昨日・今日とFMで特集していた番組の一回目と二回目を たまたま聞きました。実に懐かしかった、というべきでしょう。小生の学生時代、オイストラッフ、コーガン、シゲティ、などが活躍していたころです。グリューミオの演奏は実演をきいたことはなく、レコード、FM放送などで知ったのですが実に綺麗な情感豊かな、そして完璧に正確な演奏に魅了されていました。 その後あまりFMを聴いたりレコード、CDを使わない生活なのでほぼ忘れていたのです。偶然耳にして其演奏の素敵さを再度確認したわけですが、何となく今の世界とのズレを感じて何だろう???という次第。 特にメンデルスゾーンのコンチェルトを聴いていてふとあることを思いついたのですが、思わず自分で笑ってしまいました。それはその演奏がまずいとかというのではなく、「時代」を感じたからです。その時思い浮かべたのは長谷川一夫、美空ひばり、中村錦之助、山本富士子などの顔だったのです。 お判りになる方があるかしらん。

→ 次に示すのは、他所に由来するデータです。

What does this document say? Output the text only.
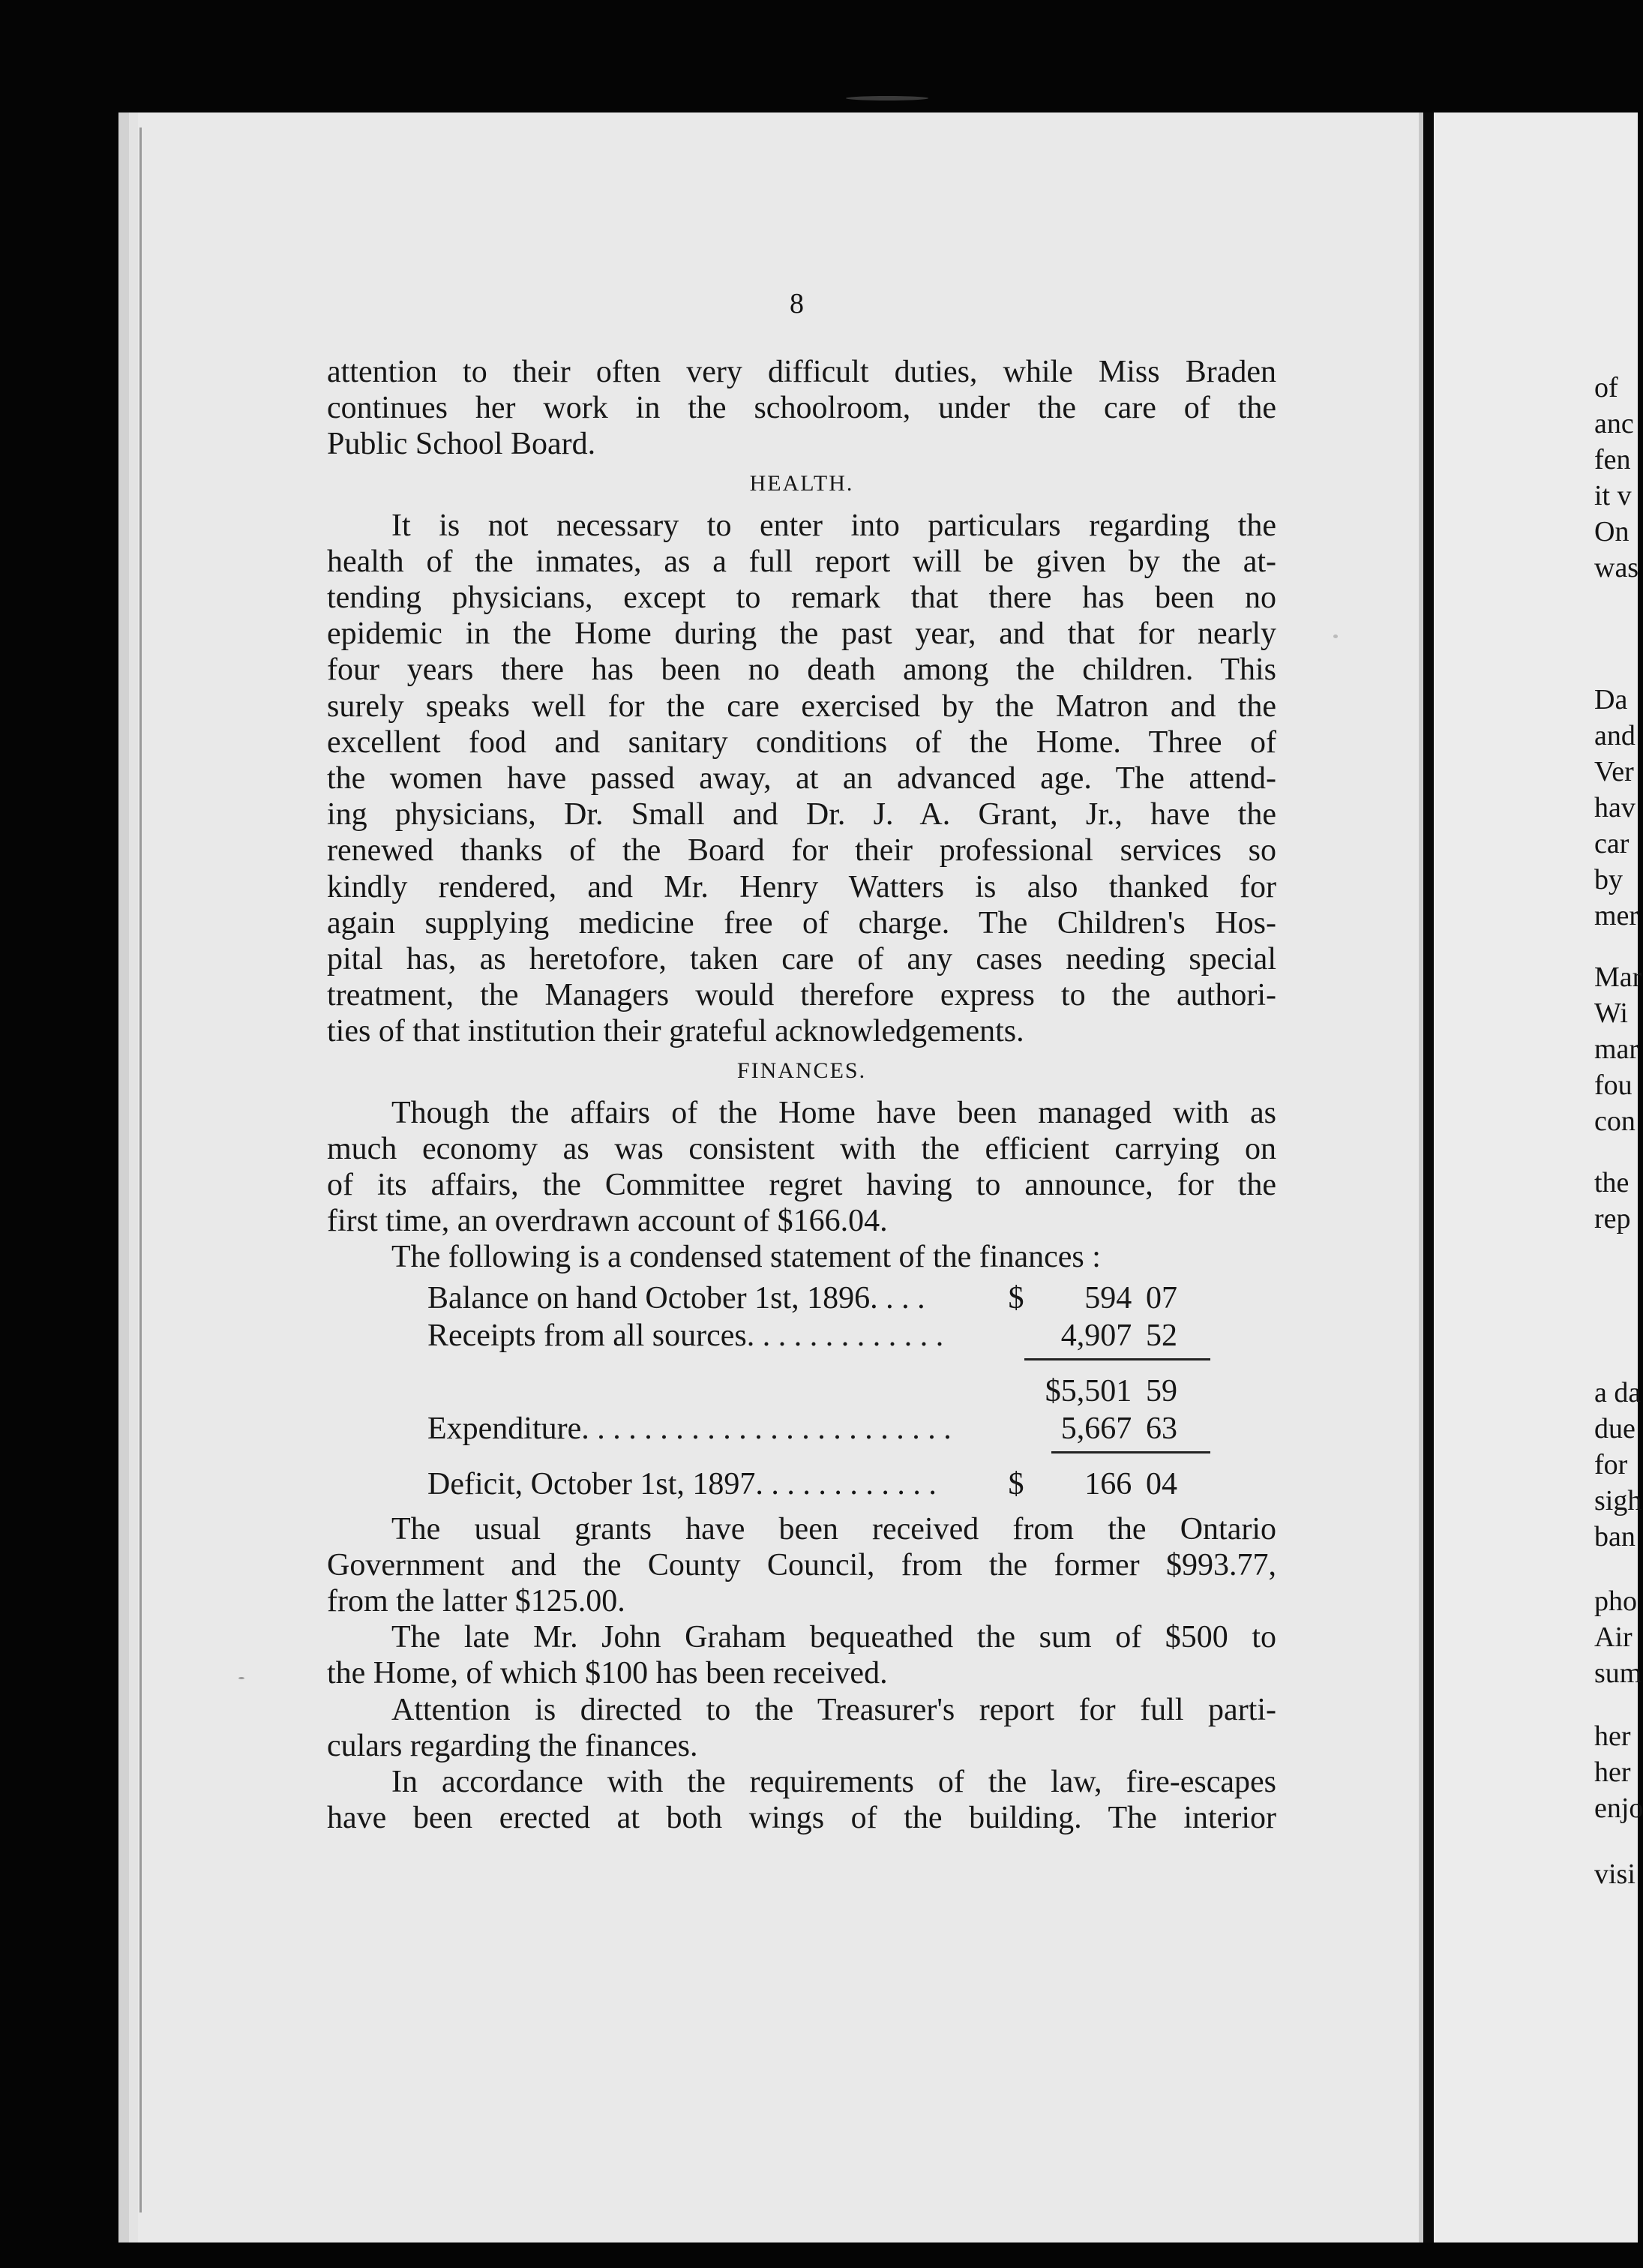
of
anc
fen
it v
On
was
Da
and
Ver
hav
car
by
mer
Mar
Wi
mar
fou
con
the
rep
a da
due
for
sigh
ban
pho
Air
sum
her
her
enjo
visi
8

attention to their often very difficult duties, while Miss Braden

continues her work in the schoolroom, under the care of the

Public School Board.

HEALTH.

It is not necessary to enter into particulars regarding the

health of the inmates, as a full report will be given by the at-

tending physicians, except to remark that there has been no

epidemic in the Home during the past year, and that for nearly

four years there has been no death among the children. This

surely speaks well for the care exercised by the Matron and the

excellent food and sanitary conditions of the Home. Three of

the women have passed away, at an advanced age. The attend-

ing physicians, Dr. Small and Dr. J. A. Grant, Jr., have the

renewed thanks of the Board for their professional services so

kindly rendered, and Mr. Henry Watters is also thanked for

again supplying medicine free of charge. The Children's Hos-

pital has, as heretofore, taken care of any cases needing special

treatment, the Managers would therefore express to the authori-

ties of that institution their grateful acknowledgements.

FINANCES.

Though the affairs of the Home have been managed with as

much economy as was consistent with the efficient carrying on

of its affairs, the Committee regret having to announce, for the

first time, an overdrawn account of $166.04.

The following is a condensed statement of the finances :

Balance on hand October 1st, 1896. . . .	$	594 07
Receipts from all sources. . . . . . . . . . . . .	4,907 52
$5,501 59
Expenditure. . . . . . . . . . . . . . . . . . . . . . . .	5,667 63
Deficit, October 1st, 1897. . . . . . . . . . . .	$	166 04

The usual grants have been received from the Ontario

Government and the County Council, from the former $993.77,

from the latter $125.00.

The late Mr. John Graham bequeathed the sum of $500 to

the Home, of which $100 has been received.

Attention is directed to the Treasurer's report for full parti-

culars regarding the finances.

In accordance with the requirements of the law, fire-escapes

have been erected at both wings of the building. The interior
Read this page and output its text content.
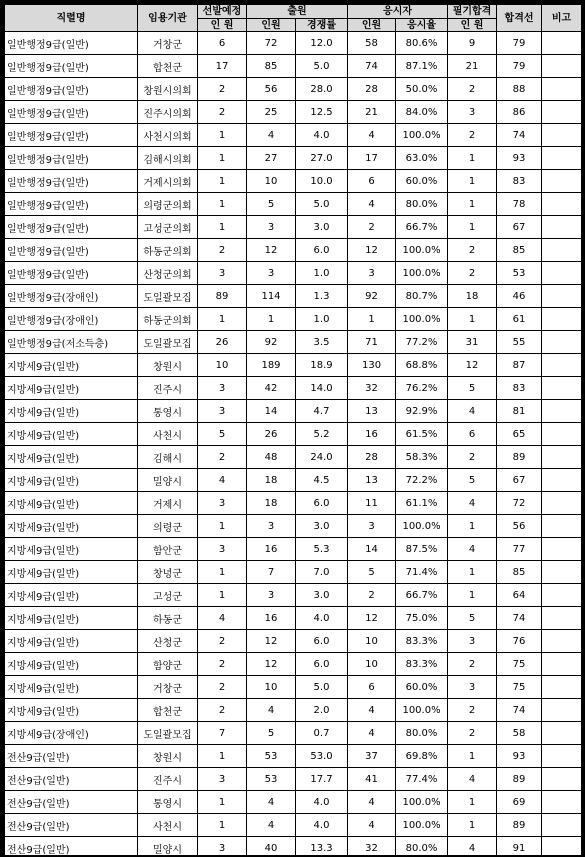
직렬명	임용기관	선발예정	출원		응시자		필기합격	합격선	비고
		인 원	인원	경쟁률	인원	응시율	인 원		
일반행정9급(일반)	거창군	6	72	12.0	58	80.6%	9	79	
일반행정9급(일반)	합천군	17	85	5.0	74	87.1%	21	79	
일반행정9급(일반)	창원시의회	2	56	28.0	28	50.0%	2	88	
일반행정9급(일반)	진주시의회	2	25	12.5	21	84.0%	3	86	
일반행정9급(일반)	사천시의회	1	4	4.0	4	100.0%	2	74	
일반행정9급(일반)	김해시의회	1	27	27.0	17	63.0%	1	93	
일반행정9급(일반)	거제시의회	1	10	10.0	6	60.0%	1	83	
일반행정9급(일반)	의령군의회	1	5	5.0	4	80.0%	1	78	
일반행정9급(일반)	고성군의회	1	3	3.0	2	66.7%	1	67	
일반행정9급(일반)	하동군의회	2	12	6.0	12	100.0%	2	85	
일반행정9급(일반)	산청군의회	3	3	1.0	3	100.0%	2	53	
일반행정9급(장애인)	도일괄모집	89	114	1.3	92	80.7%	18	46	
일반행정9급(장애인)	하동군의회	1	1	1.0	1	100.0%	1	61	
일반행정9급(저소득층)	도일괄모집	26	92	3.5	71	77.2%	31	55	
지방세9급(일반)	창원시	10	189	18.9	130	68.8%	12	87	
지방세9급(일반)	진주시	3	42	14.0	32	76.2%	5	83	
지방세9급(일반)	통영시	3	14	4.7	13	92.9%	4	81	
지방세9급(일반)	사천시	5	26	5.2	16	61.5%	6	65	
지방세9급(일반)	김해시	2	48	24.0	28	58.3%	2	89	
지방세9급(일반)	밀양시	4	18	4.5	13	72.2%	5	67	
지방세9급(일반)	거제시	3	18	6.0	11	61.1%	4	72	
지방세9급(일반)	의령군	1	3	3.0	3	100.0%	1	56	
지방세9급(일반)	함안군	3	16	5.3	14	87.5%	4	77	
지방세9급(일반)	창녕군	1	7	7.0	5	71.4%	1	85	
지방세9급(일반)	고성군	1	3	3.0	2	66.7%	1	64	
지방세9급(일반)	하동군	4	16	4.0	12	75.0%	5	74	
지방세9급(일반)	산청군	2	12	6.0	10	83.3%	3	76	
지방세9급(일반)	함양군	2	12	6.0	10	83.3%	2	75	
지방세9급(일반)	거창군	2	10	5.0	6	60.0%	3	75	
지방세9급(일반)	합천군	2	4	2.0	4	100.0%	2	74	
지방세9급(장애인)	도일괄모집	7	5	0.7	4	80.0%	2	58	
전산9급(일반)	창원시	1	53	53.0	37	69.8%	1	93	
전산9급(일반)	진주시	3	53	17.7	41	77.4%	4	89	
전산9급(일반)	통영시	1	4	4.0	4	100.0%	1	69	
전산9급(일반)	사천시	1	4	4.0	4	100.0%	1	89	
전산9급(일반)	밀양시	3	40	13.3	32	80.0%	4	91	
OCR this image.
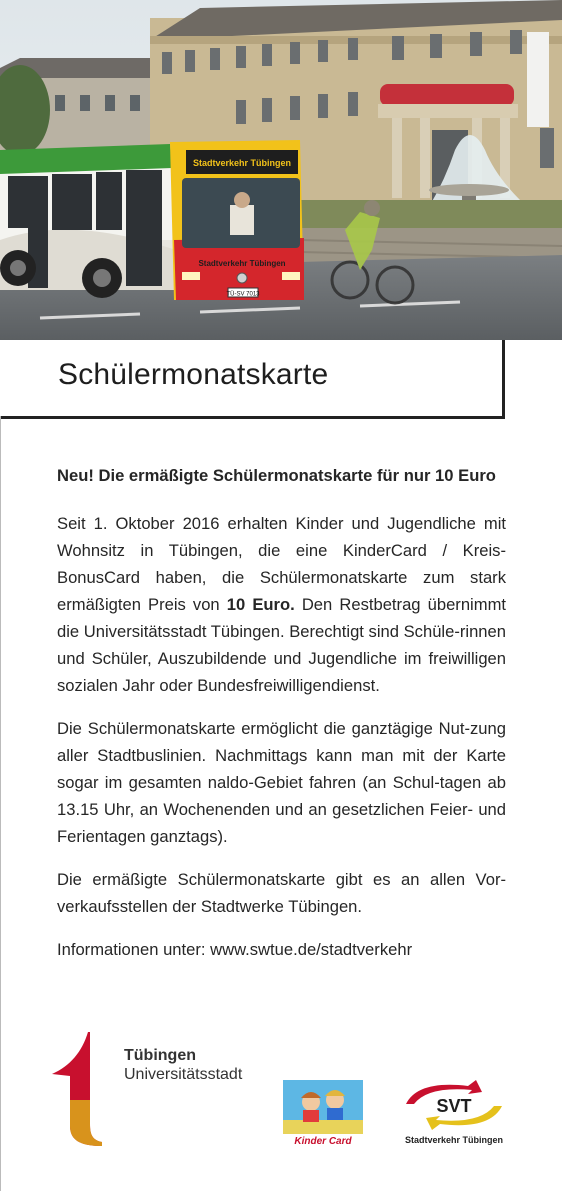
Stadtverkehr Tübingen
Stadtverkehr Tübingen
TÜ-SV 7013
Schülermonatskarte

Neu! Die ermäßigte Schülermonatskarte für nur 10 Euro

Seit 1. Oktober 2016 erhalten Kinder und Jugendliche mit Wohnsitz in Tübingen, die eine KinderCard / Kreis-BonusCard haben, die Schülermonatskarte zum stark ermäßigten Preis von 10 Euro. Den Restbetrag übernimmt die Universitätsstadt Tübingen. Berechtigt sind Schüle-rinnen und Schüler, Auszubildende und Jugendliche im freiwilligen sozialen Jahr oder Bundesfreiwilligendienst.

Die Schülermonatskarte ermöglicht die ganztägige Nut-zung aller Stadtbuslinien. Nachmittags kann man mit der Karte sogar im gesamten naldo-Gebiet fahren (an Schul-tagen ab 13.15 Uhr, an Wochenenden und an gesetzlichen Feier- und Ferientagen ganztags).

Die ermäßigte Schülermonatskarte gibt es an allen Vor-verkaufsstellen der Stadtwerke Tübingen.

Informationen unter: www.swtue.de/stadtverkehr

Tübingen
Universitätsstadt
Kinder Card
SVT
Stadtverkehr Tübingen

ちょっと化粧が厚いのではないですか?と言いたくなるし、ご面相は素敵だけれども胴長・短足。時代の差でしょうか。40年前の演奏家の演奏は、すっぴんの美しさ、ではなくちょっと化粧をした演奏かと思っています。今日の演奏はどちらかといえば「研ぎ澄まされた」とか「テキストを研究しつくした」というのが多いように見受けられます。 技術的には甲乙つける問題ではなく、表現の情感なのだとおもいます。
彼の演奏の音色は比類なきものでこれはまさに天下一品。下世話には其楽器は今誰が使っているのかなあと思います。シゲティの楽器は潮田益子が、リッチのは木野氏(八代出身のパガニーニ弾き)が持っていることを知っている。
ちなみに木野氏の其楽器のケースは鰐革製の特注品でそれだけでも百万円くらいするという話でした。 弓は当然ながら一千万クラス。
ブラームスのドッペルコンチェルトの2楽章も久しぶりに聞きましたが、ブラームスはコンチェルトは上手とは言えない。神様のようなベートーヴェンだって、声楽からみは全くダメ、コンチェルトだってまともなのはピアノ以外はヴァイオリンの一曲だけ。この点モーツァルトはすごいですね。まさに天才。
小生はこういう事にも関心のある所を披露しました。たまにはね。